Untangling Rosalind Franklin’s Role in DNA Discovery, 70 Years On

But Dr. Perutz’s sharing of Dr. Franklin’s unpublished data is “slightly iffy,” she said. (In 1969, Dr. Perutz wrote that the report was not confidential but that he should have asked for permission to share it “as a matter of courtesy.”)

Still, other scientists and historians said they were puzzled by the arguments made in the Nature essay. Helen Berman, a structural biologist at Rutgers University, called them “sort of strange.” Of Dr. Franklin, she said, “If she was an equal member, then I don’t know that she was treated very well.”

Dr. Franklin and Dr. Wilkins each published their own results in the same issue of Nature that included Dr. Watson and Dr. Crick’s report, as part of a package of papers. But Dr. Berman wondered why the scientists did not collaborate on a single paper with shared authorship. And several scholars said that they thought the new essay minimized the wrongdoing by the Cambridge team.

Dr.

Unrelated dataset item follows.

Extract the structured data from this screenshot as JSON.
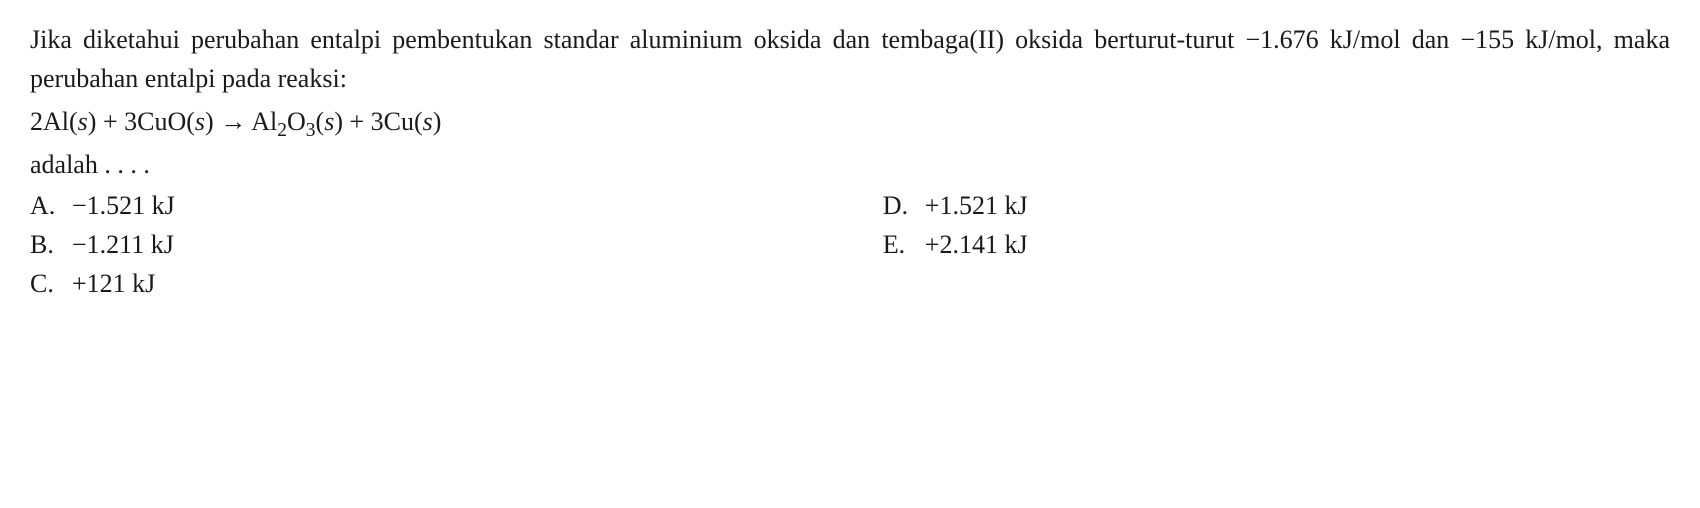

Comfort said that he and Dr. Cobb were not “trying to exonerate” Dr. Watson and Dr. Crick, whom he said were “slow to fully acknowledge” Dr. Franklin’s contribution. Dr. Cobb said that the Cambridge scientists should have told Dr. Franklin that they were using her data. “They were ungallant,” he said. “They were not as open as they should have been.” But, he added, it wasn’t “theft.”

There is no evidence that Dr. Franklin felt aggrieved by what happened, historians said, and she became friendly with the Cambridge duo in the final years of her brief life. “As far as I can tell, there was no bad feeling,” Dr. Oshinksy said.

That might have changed had Dr. Franklin lived long enough to read “The Double Helix,” several scholars noted. “‘The Double Helix’ is just appalling,” Dr. Garman said. “It gives a very, very slanted view, and doesn’t give her the credit for the bits that they even used from her.”

Dr. Franklin’s early death also meant she missed out on the Nobel Prize, but the Nobel Assembly could have found other ways to acknowledge her contribution, said Nils Hansson, a historian of medicine at Heinrich Heine University Düsseldorf, in Germany. Neither Dr. Watson nor Dr. Crick mentioned her when they accepted their awards, Dr. Hansson noted, although Dr. Wilkins, who also received the prize, did.

“She truly did get a raw deal,” said Dr. Howard Markel, a physician and historian of medicine at the University of Michigan and the author of “The Secret of Life,” a book about the discovery of the double helix. “Everyone likes to receive proper credit for their work. Everyone should care enough about their colleagues to ensure the process of fair play.”